We deal with clients of all types and with many varying needs. We repeatedly see many of the same issues arise: pages aren’t caching properly, servers are overloaded, database queries are running too slowly. All of these issues contribute to the overall question of whether and how Drupal can scale. While it would be impossible to cover all the possible reasons for any potential problems in a single book, the best practices and guidance provided here will cover the most common problems encountered while scaling Drupal websites. We provide a strong base of knowledge that can be used to plan for and overcome more difficult or unique performance issues.
The primary goal of this book is to help you solve Drupal performance and scalability issues. Drupal makes creating websites incredibly easy; however, if you aren’t careful, it can quickly turn into a performance nightmare. This book is full of information on best practices for running a high performance Drupal site. This is not just limited to “enable these performance settings in the Drupal configuration”; rather, we take a holistic approach to website performance, covering Drupal internals, coding, and infrastructure techniques that all come together to build a high-performing and scalable website.
This is a technical book providing in-depth explanations and examples of common methods used to improve Drupal site performance. It is expected that readers of this book have a basic understanding of Drupal and the LAMP stack and are familiar with common hardware and infrastructure concepts. We’ve designed this book to be useful to both developers and system administrators. A site cannot perform at a high level unless attention is given to both code and infrastructure.
The main focus of the book will be on Drupal versions 7 and 8, with Drupal 8 planned for release shortly after this book goes to press. There are still many websites running Drupal 6, and while our infrastructure advice and examples are still very relevant for older versions of Drupal, be aware that the code examples and discussion of Drupal internals have generally changed for the newer versions of Drupal.
We cover a wide range of topics within this book and have grouped them into the following topical sections.

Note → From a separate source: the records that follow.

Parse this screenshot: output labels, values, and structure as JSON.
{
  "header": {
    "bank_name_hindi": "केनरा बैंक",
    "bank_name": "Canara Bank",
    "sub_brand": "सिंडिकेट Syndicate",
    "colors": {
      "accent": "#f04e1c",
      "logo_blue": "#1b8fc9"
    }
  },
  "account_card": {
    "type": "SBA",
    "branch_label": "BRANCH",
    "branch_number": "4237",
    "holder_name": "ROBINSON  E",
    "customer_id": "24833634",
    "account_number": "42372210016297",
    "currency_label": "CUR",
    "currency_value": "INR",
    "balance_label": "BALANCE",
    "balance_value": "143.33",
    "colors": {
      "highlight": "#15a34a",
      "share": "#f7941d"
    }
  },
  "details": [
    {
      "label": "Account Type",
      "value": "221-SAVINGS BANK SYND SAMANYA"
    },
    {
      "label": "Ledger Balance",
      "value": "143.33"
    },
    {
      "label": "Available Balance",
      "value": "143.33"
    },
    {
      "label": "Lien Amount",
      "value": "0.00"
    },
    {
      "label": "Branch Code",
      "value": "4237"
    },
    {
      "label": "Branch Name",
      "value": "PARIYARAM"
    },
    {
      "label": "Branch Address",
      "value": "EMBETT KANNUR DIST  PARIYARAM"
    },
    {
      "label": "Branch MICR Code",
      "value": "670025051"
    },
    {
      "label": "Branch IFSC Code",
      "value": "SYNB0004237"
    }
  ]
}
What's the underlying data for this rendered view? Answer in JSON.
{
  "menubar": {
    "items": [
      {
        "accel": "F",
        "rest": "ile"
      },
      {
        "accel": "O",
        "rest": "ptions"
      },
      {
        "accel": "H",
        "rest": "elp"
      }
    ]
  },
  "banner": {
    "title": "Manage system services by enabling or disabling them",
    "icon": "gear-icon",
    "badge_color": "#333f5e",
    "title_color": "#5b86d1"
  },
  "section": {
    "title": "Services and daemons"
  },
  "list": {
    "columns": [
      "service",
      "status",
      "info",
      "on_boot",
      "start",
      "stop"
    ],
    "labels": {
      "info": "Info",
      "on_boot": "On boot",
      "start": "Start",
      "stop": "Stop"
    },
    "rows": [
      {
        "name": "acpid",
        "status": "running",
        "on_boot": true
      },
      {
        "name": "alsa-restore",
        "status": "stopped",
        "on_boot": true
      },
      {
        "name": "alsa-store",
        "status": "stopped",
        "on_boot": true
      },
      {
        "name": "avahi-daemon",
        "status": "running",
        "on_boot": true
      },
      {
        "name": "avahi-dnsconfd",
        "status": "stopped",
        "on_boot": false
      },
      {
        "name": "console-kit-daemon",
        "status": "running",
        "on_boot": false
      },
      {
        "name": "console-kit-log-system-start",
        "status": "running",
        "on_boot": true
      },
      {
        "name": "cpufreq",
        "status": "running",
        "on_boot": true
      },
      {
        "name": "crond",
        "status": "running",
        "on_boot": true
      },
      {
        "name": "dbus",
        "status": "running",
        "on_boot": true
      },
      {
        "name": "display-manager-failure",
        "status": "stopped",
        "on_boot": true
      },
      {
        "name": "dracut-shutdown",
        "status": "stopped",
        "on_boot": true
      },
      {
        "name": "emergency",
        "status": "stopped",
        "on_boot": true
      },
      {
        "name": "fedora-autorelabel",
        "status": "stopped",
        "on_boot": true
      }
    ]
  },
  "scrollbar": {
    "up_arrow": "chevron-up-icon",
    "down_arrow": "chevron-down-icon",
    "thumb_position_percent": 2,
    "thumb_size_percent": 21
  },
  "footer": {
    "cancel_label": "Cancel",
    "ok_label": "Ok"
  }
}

Chapter 1, Beginning a Performance Project, discusses the various aspects of a website that all contribute to the big picture of website performance. Here, we also introduce a process for analyzing websites and approaching performance improvement projects.
This section covers a wide variety of Drupal application performance issues, starting with Chapter 2, Frontend Performance, where we describe best practices for frontend optimization, looking at network utilization, code optimization, and issues specific to mobile performance.
We go into more depth on code-level optimizations in Chapter 4, Drupal Coding for Optimal Performance. This chapter covers important issues that should be addressed when writing or extending custom code in Drupal, giving best practices for items such as entities, the cache API, and the use of queues and workers. On the flip side, Chapter 5, Drupal Coding for Abysmal Performance, talks about common pitfalls that should be avoided, and explains why certain code can greatly reduce website performance.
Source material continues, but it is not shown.